Currently only SQL Warehouse can be serverless which supports SQL only. Does it mean that Python is not recommended in the new projects?
That's what the announcements were all about - they're rolling out Serverless for Workflows/Notebooks which means full serverless python support. Python is thoroughly recommended for any engineering/automation workloads (with embedded SQL for transformations as necessary)
@@AdvancingAnalytics The biggest problem is the price. Serverless option is the most expensive workload in Databricks. For many companies it can be a blocker especially when chipper option exist. I've heard about situation where companies ask developers not to use SQL serverless warehouse because of that
@@AdvancingAnalytics Hopefully this means serverless supported in more regions!
Isn't Genie just hitting the openAI endpoint?

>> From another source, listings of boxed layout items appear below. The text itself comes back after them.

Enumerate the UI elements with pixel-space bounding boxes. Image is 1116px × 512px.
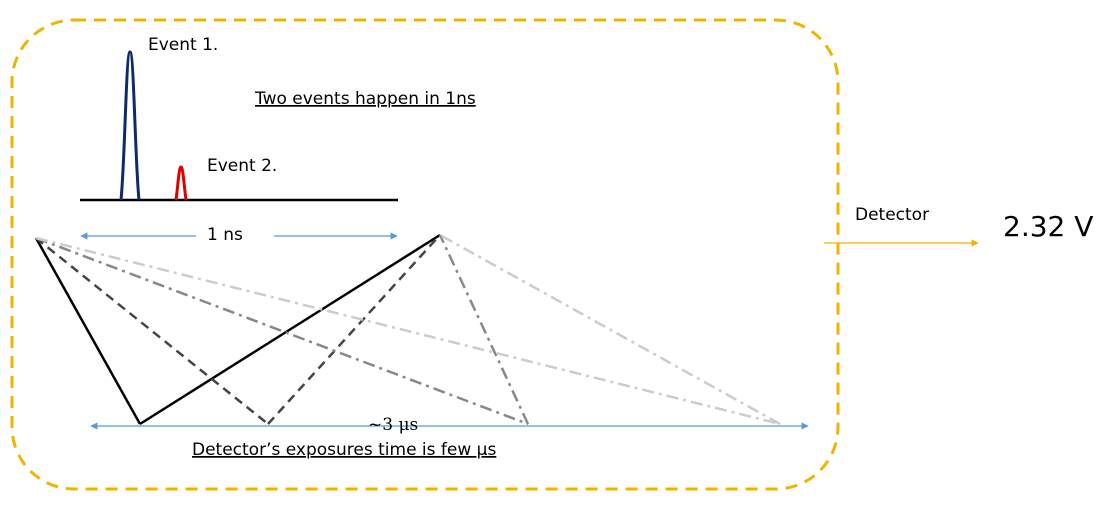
one-ns-label: 1 ns: [207, 225, 243, 245]
two-events-label: Two events happen in 1ns: [254, 89, 476, 109]
detector-frame: [10, 18, 840, 491]
trace-solid-2: [139, 233, 441, 426]
trace-dashed-2: [267, 234, 441, 425]
event1-pulse: [119, 50, 141, 201]
exposure-label: Detector’s exposures time is few μs: [192, 440, 496, 460]
voltage-readout: 2.32 V: [1003, 210, 1093, 243]
trace-light-2: [439, 233, 781, 426]
event1-label: Event 1.: [148, 35, 218, 55]
event2-pulse: [174, 165, 188, 201]
detector-label: Detector: [855, 205, 929, 225]
trace-dashed-1: [35, 237, 269, 425]
trace-dashdot-1: [35, 236, 529, 426]
event2-label: Event 2.: [207, 156, 277, 176]
three-us-label: ~3 μs: [368, 415, 418, 435]
trace-light-1: [35, 236, 781, 426]
trace-dashdot-2: [438, 234, 530, 425]
trace-solid-1: [34, 237, 142, 425]
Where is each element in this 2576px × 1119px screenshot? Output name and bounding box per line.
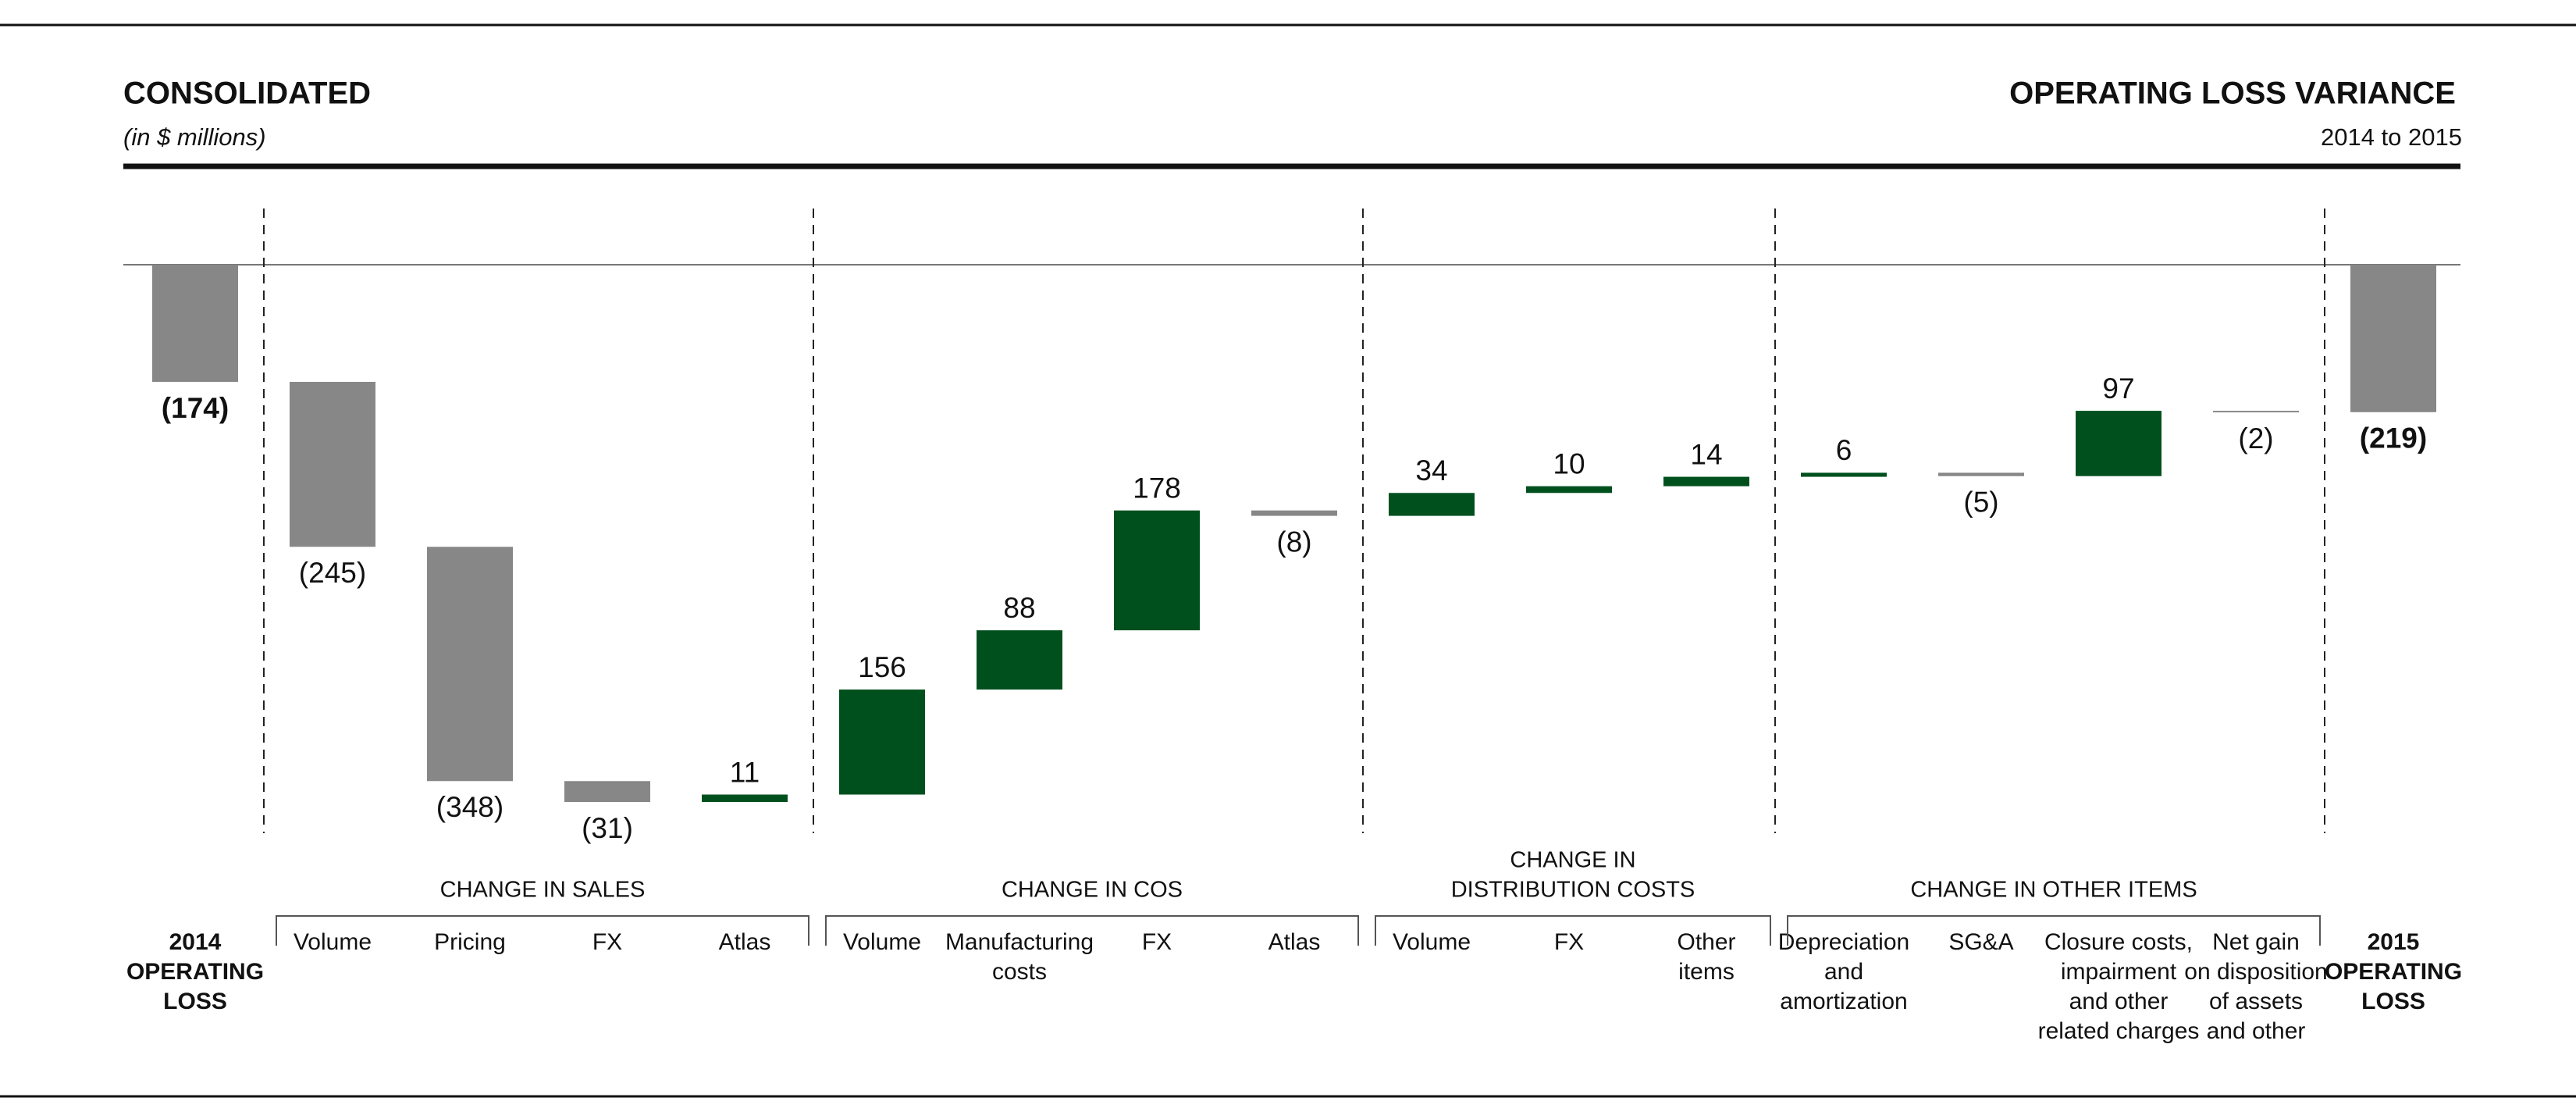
category-label: costs: [992, 959, 1047, 985]
value-label: (31): [582, 812, 633, 844]
value-label: 88: [1003, 592, 1035, 624]
group-label: DISTRIBUTION COSTS: [1451, 878, 1695, 903]
category-label: and: [1824, 959, 1863, 985]
category-label: OPERATING: [126, 959, 264, 985]
category-label: 2014: [169, 929, 222, 955]
value-label: 97: [2102, 372, 2134, 404]
group-label: CHANGE IN COS: [1002, 878, 1183, 903]
category-label: and other: [2069, 989, 2169, 1014]
value-label: 178: [1133, 472, 1181, 504]
bar: [1251, 510, 1337, 516]
bar: [290, 382, 375, 547]
group-bracket: [1375, 915, 1771, 946]
category-label: Other: [1677, 929, 1735, 955]
category-label: FX: [592, 929, 622, 955]
value-label: (348): [436, 791, 503, 823]
category-label: FX: [1142, 929, 1172, 955]
bar: [2213, 411, 2299, 413]
category-label: Net gain: [2212, 929, 2300, 955]
category-label: and other: [2207, 1018, 2306, 1044]
value-label: (2): [2238, 422, 2273, 454]
bar: [1801, 472, 1887, 477]
right-title: OPERATING LOSS VARIANCE: [2009, 77, 2456, 111]
category-label: Manufacturing: [945, 929, 1094, 955]
bar: [1389, 493, 1475, 516]
value-label: (219): [2360, 422, 2427, 454]
category-label: on disposition: [2184, 959, 2327, 985]
category-label: 2015: [2368, 929, 2420, 955]
category-label: LOSS: [2361, 989, 2425, 1014]
bar: [702, 794, 788, 802]
group-label: CHANGE IN SALES: [440, 878, 646, 903]
category-label: Volume: [1393, 929, 1471, 955]
value-label: (5): [1963, 486, 1998, 518]
category-label: FX: [1554, 929, 1584, 955]
category-label: OPERATING: [2325, 959, 2462, 985]
right-subtitle: 2014 to 2015: [2321, 123, 2462, 151]
bar: [152, 265, 238, 383]
category-label: Atlas: [719, 929, 771, 955]
group-bracket: [825, 915, 1359, 946]
bar: [427, 547, 513, 782]
category-label: LOSS: [163, 989, 227, 1014]
category-label: Pricing: [434, 929, 506, 955]
category-label: related charges: [2038, 1018, 2200, 1044]
chart-subtitle: (in $ millions): [123, 123, 266, 151]
bar: [1663, 476, 1749, 486]
bar: [1938, 472, 2024, 476]
category-label: Depreciation: [1778, 929, 1909, 955]
bar: [1114, 510, 1200, 631]
category-label: SG&A: [1948, 929, 2013, 955]
value-label: 34: [1415, 454, 1447, 486]
bar: [977, 630, 1062, 690]
group-label: CHANGE IN: [1510, 848, 1635, 873]
category-label: items: [1678, 959, 1735, 985]
value-label: 10: [1553, 447, 1585, 479]
bar: [564, 781, 650, 802]
value-label: (245): [299, 557, 366, 589]
category-label: Volume: [843, 929, 921, 955]
bar: [839, 690, 925, 795]
value-label: (8): [1276, 526, 1311, 558]
group-bracket: [276, 915, 809, 946]
category-label: of assets: [2209, 989, 2303, 1014]
category-label: impairment: [2061, 959, 2177, 985]
value-label: 11: [730, 756, 760, 788]
category-label: Closure costs,: [2044, 929, 2193, 955]
value-label: (174): [162, 392, 229, 424]
value-label: 6: [1836, 434, 1852, 466]
value-label: 156: [858, 651, 906, 683]
group-label: CHANGE IN OTHER ITEMS: [1910, 878, 2197, 903]
bar: [2350, 265, 2436, 412]
category-label: Volume: [294, 929, 372, 955]
group-bracket: [1787, 915, 2321, 946]
category-label: amortization: [1780, 989, 1907, 1014]
value-label: 14: [1690, 438, 1722, 470]
bar: [1526, 486, 1612, 494]
category-label: Atlas: [1268, 929, 1321, 955]
bar: [2076, 411, 2161, 476]
chart-title: CONSOLIDATED: [123, 77, 371, 111]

Nope - the original Databricks Assistant was using OpenAI, this new iteration is a flavour of DBRX, with the context of your own data (unity catalog, recent activity/queries etc etc). Should have far, far more context than just hitting an open endpoint.
I agree with the points about serverless making things easier and doing it better than a person would do. However, I would still want to know what it is doing, so I could replicate elsewhere (self hosted, other future vendor, etc). Otherwise this is another type of vendor lock
Ie, if I'm too reliant on the platform optimising stuff for me, then I'm effectively locked in.